One of my favorite bands is Tool, and for the love of all that’s good and pure put an album out already, boys! Okay, we know it isn’t happening soon, so we must clutch and grab at every band that shows up flying the Tool flag. Last year Source surprised us with a great record, loved by our own Zephyrus. Vangough strides forth this month with similar aspirations. Warpaint is the trio’s fourth studio album, and third overall to feature a rabbit on the cover. I mention that only because rabbit covers are weird. I mean, what normal band uses rabbits? But I digress. Let’s get to it, and see what these rabbit-lovers can pull out of their hats.
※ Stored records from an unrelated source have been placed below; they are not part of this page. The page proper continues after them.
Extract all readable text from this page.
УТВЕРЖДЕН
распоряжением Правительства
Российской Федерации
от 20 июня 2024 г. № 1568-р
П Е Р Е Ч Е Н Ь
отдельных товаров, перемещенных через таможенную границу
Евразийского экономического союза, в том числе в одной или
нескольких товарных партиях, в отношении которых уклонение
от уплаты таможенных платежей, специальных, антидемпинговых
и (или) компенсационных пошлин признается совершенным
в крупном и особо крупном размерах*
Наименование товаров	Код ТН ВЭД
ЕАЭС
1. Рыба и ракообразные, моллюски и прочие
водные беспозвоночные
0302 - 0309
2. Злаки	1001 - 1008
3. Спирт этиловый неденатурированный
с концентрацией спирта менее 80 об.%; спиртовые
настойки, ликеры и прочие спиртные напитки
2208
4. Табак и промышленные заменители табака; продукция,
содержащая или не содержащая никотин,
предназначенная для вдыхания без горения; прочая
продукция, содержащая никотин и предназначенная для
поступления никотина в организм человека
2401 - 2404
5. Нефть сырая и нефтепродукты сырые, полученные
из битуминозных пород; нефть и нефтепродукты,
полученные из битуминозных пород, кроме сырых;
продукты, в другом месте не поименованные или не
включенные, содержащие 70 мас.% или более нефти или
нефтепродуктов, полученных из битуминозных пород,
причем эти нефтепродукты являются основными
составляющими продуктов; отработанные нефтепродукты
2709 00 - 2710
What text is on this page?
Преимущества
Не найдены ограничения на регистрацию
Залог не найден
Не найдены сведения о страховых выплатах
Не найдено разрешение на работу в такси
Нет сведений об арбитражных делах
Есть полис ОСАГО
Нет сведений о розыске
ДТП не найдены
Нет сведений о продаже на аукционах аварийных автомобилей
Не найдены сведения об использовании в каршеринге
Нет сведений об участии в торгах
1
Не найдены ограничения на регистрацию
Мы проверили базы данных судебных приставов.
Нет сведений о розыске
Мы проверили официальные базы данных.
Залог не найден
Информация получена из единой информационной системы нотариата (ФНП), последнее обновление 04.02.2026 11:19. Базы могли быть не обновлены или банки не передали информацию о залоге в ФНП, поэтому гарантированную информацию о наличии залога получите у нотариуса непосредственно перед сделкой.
“Morphine” starts Warpaint off in a rather odd fashion, with a meandering, discordant intro leading into a fuzz-drenched, lurching riff. Is this prog metal or sludgy doom? Two minutes into the track it grinds to a halt, replaced with airy vocals and wispy guitars. Vocalist/guitarist Clay Withrow seems to be heavily influenced by Maynard James Keenan and Daniel Gildenlow, with the timbre and tone of the former and the emotion of the latter soaking into his delivery. He’s got a compelling style, which makes the odd intro even less relevant –after a dozen listens, I’m convinced “Morphine” would be a stronger song without the intro. But another odd aspect of the song is the death growls at the six-minute mark. They appear nowhere else on the album, and aren’t worth writing home about. The good thing about them is they lead into a pure Tool riff that closes out the song. All told, a puzzling, uneven, yet enticing start.
Thankfully, most other songs on this seven-song, 52-minute outing aren’t as confused about themselves. “Dust” is a moody cross (as most of Warpaint is) between Pain of Salvation and Tool. The arrangement, courtesy of Withrow and bassist Jeren Martin, keeps us engaged throughout as the vocals and music gradually intensify over Kyle Haws’ rhythmic tom rolls. Much like “Morphine,” the song ends with a jagged Tool riff with great guitar tone. “The Suffering” charges out with pummeling double-bass and a galloping riff which morphs into true heavy prog via an odd time signature before dropping into an acoustic verses, and then back to the gallop. “Knell” is a foreboding number that builds throughout its six minutes without following conventional song structure. Plenty of dynamics reside within all these cuts.
The most visible misstep on Warpaint is “Till Nothing’s Left,” which comes across as heartland rock and is so far off base compared to the rest of the album that, were it not for the overall sound, I would have sworn this was another band playing. Aside from the excellent guitar solo that closes out the song, including it was a huge mistake, and is an example for other bands not to follow: don’t include filler, even if you’re short on songs. Luckily that’s as bad as it gets: the production is thick and full of substance. Vocals are well produced and sit in the mix right where they should be. Individual instruments all have excellent sound as well, and the three musicians’ chops hold up under scrutiny. Really, Vangough have put together a great sounding record.
Vangough are definitely onto something here, and it seems a bit strange to me that they don’t have label backing yet, four albums in. Think a grittier Pain of Salvation, or earthier Tool, with songwriting just a step behind those bands, and you’ve got an idea of what they’re all about. The missteps aren’t completely awful on Warpaint, but with only seven songs they can prove costly. I can’t locate info on who produced this, but with a firmer guiding hand helping the band out with song choice and editing, I have a feeling they could produce a real gem.